Restatement at 449b.

This passage, like the Green and Stewart article, appears to treat the Hill criteria as the end-all of the evaluative judgment, which leaves out the need to assess and eliminate “sampling error, bias, and confounding” before proceeding to measure the available evidence against the Hill criteria. The first sentence, however, does suggest that addressing sampling error, bias, and confounding is part of causal inference, at least if spurious associations are to be avoided. Indeed, earlier in comment c, the reporters describe the examination of an association as explained by random error or bias as scientifically required:

when epidemiology finds an association, the observational (rather than experimental) nature of these studies requires an examination of whether the association is truly causal or spurious and due to random error or deficiencies in the study (bias).”

Restatement at 440b (emphasis added). This crucial explanation was omitted from the Green and Stewart article.

An earlier draft of comment c offered the following observation:

Epidemiologists use statistical methods to estimate the range of error that sampling error could produce; assessing the existence and impact of biases and uncorrected confounding is usually qualitative. Whether an inference of causation based on an association is appropriate is a matter of informed judgment, not scientific inquiry, as is a judgment whether a study that finds no association is exonerative or inconclusive.”

Fortunately, this observation was removed in the drafting process. The reason for the deletion is unclear, but its removal was well advised. The struck language would have been at best misleading when it suggests that the assessment of bias and confounding is “usually qualitative.” Elimination of confounding is the goal of multivariate analyses such as logistic regression and propensity score matching models, among other approaches, all of which are quantitative methods. Assessing bias quantitatively has been the subject of book-length treatment in the field of epidemiology.4

In comment c as published, the Reporters acknowledged that confounding can be identified and analyzed:

The observational nature of epidemiologic studies virtually always results in concerns about the results being skewed by biases or unidentified confounders. * * * Sometimes potential confounders can be identified and data gathered that permits analysis of whether confounding exists.
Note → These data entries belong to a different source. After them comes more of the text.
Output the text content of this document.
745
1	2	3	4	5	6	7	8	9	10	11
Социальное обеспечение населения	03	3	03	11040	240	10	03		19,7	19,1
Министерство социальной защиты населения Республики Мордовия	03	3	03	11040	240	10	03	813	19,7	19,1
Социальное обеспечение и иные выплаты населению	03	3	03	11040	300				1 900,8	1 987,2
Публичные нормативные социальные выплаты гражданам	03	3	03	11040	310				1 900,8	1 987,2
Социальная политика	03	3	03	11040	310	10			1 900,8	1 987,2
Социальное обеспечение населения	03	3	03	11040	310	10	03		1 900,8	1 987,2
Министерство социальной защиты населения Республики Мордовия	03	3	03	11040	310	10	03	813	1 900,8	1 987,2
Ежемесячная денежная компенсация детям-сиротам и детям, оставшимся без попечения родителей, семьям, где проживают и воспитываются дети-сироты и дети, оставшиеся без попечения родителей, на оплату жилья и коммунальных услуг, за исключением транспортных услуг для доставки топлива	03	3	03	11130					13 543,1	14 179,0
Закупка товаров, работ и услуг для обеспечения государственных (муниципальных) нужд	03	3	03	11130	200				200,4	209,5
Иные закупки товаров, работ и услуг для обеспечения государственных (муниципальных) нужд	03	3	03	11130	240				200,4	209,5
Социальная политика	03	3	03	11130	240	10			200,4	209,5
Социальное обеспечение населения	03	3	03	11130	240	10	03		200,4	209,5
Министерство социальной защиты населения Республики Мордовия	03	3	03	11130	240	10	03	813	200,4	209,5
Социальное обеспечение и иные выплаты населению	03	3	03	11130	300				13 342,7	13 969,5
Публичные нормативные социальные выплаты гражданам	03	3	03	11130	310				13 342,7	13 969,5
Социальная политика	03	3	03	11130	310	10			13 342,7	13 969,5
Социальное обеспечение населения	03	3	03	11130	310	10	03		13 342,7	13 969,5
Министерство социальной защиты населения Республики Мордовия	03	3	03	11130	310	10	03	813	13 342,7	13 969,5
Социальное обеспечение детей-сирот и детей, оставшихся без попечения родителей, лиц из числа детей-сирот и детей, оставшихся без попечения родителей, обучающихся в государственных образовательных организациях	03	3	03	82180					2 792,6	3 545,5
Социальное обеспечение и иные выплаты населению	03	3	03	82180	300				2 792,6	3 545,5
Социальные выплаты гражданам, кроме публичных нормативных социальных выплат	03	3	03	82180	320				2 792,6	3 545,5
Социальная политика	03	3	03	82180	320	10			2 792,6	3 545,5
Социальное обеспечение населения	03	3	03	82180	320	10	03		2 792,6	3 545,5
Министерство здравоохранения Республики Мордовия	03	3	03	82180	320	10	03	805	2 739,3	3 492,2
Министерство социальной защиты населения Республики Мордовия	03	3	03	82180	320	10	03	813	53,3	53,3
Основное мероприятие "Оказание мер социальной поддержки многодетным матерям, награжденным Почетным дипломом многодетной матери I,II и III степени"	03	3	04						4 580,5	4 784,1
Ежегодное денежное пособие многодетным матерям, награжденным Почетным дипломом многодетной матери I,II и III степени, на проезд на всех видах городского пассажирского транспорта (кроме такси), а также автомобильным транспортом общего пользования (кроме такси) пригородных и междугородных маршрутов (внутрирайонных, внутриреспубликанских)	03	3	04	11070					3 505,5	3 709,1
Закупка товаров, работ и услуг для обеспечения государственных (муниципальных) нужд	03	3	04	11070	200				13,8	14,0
Unidentified confounders, however, cannot be analyzed. Often potential biases can be identified, but assessing the extent to which they affected the study’s outcome is problematical. * * * Thus, interpreting the results of epidemiologic studies requires informed judgment and is subject to uncertainty. Unfortunately, contending adversarial experts, because of the pressures of the adversarial system, rarely explore this uncertainty and provide the best, objective assessment of the scientific evidence.”

Restatement at 448a.

It would be a very poorly done epidemiologic study that fails to identify and analyze confounding variables in a multivariate analysis. The key question will be whether the authors have done this analysis with due care, and with all the appropriate co-variates to address confounding thoroughly. The Restatement comment acknowledges that expert witnesses in the our courtrooms often fail to explore the uncertainty created by bias and confounding. Given the pressure on those witnesses claiming causal associations, we might well expect that this failure will not be equally distributed among all expert witnesses.


1 Michael D. Green & Larry S. Stewart, “The New Restatement’s Top 10 Tort Tools,” Trial 44 (April 2010) [cited as Green]. See “The Top Reason that the ALI’s Restatement of Torts Should Steer Clear of Partisan Conflicts.”

2 See Frank C. Woodside, III & Allison G. Davis, “The Bradford Hill Criteria: The Forgotten Predicate,” 35 Thomas Jefferson L. Rev. 103 (2013); see also Woodside & Davis on the Bradford Hill Considerations(Aug. 23, 2013).

3 Austin Bradford Hill, “The Environment and Disease: Association or Causation?” 58 Proc. Royal Soc’y Med. 295 (1965).

4 See, e.g., Timothy L. Lash, Matthew P. Fox, and Aliza K. Fink, Applying Quantitative Bias Analysis to Epidemiologic Data (2009).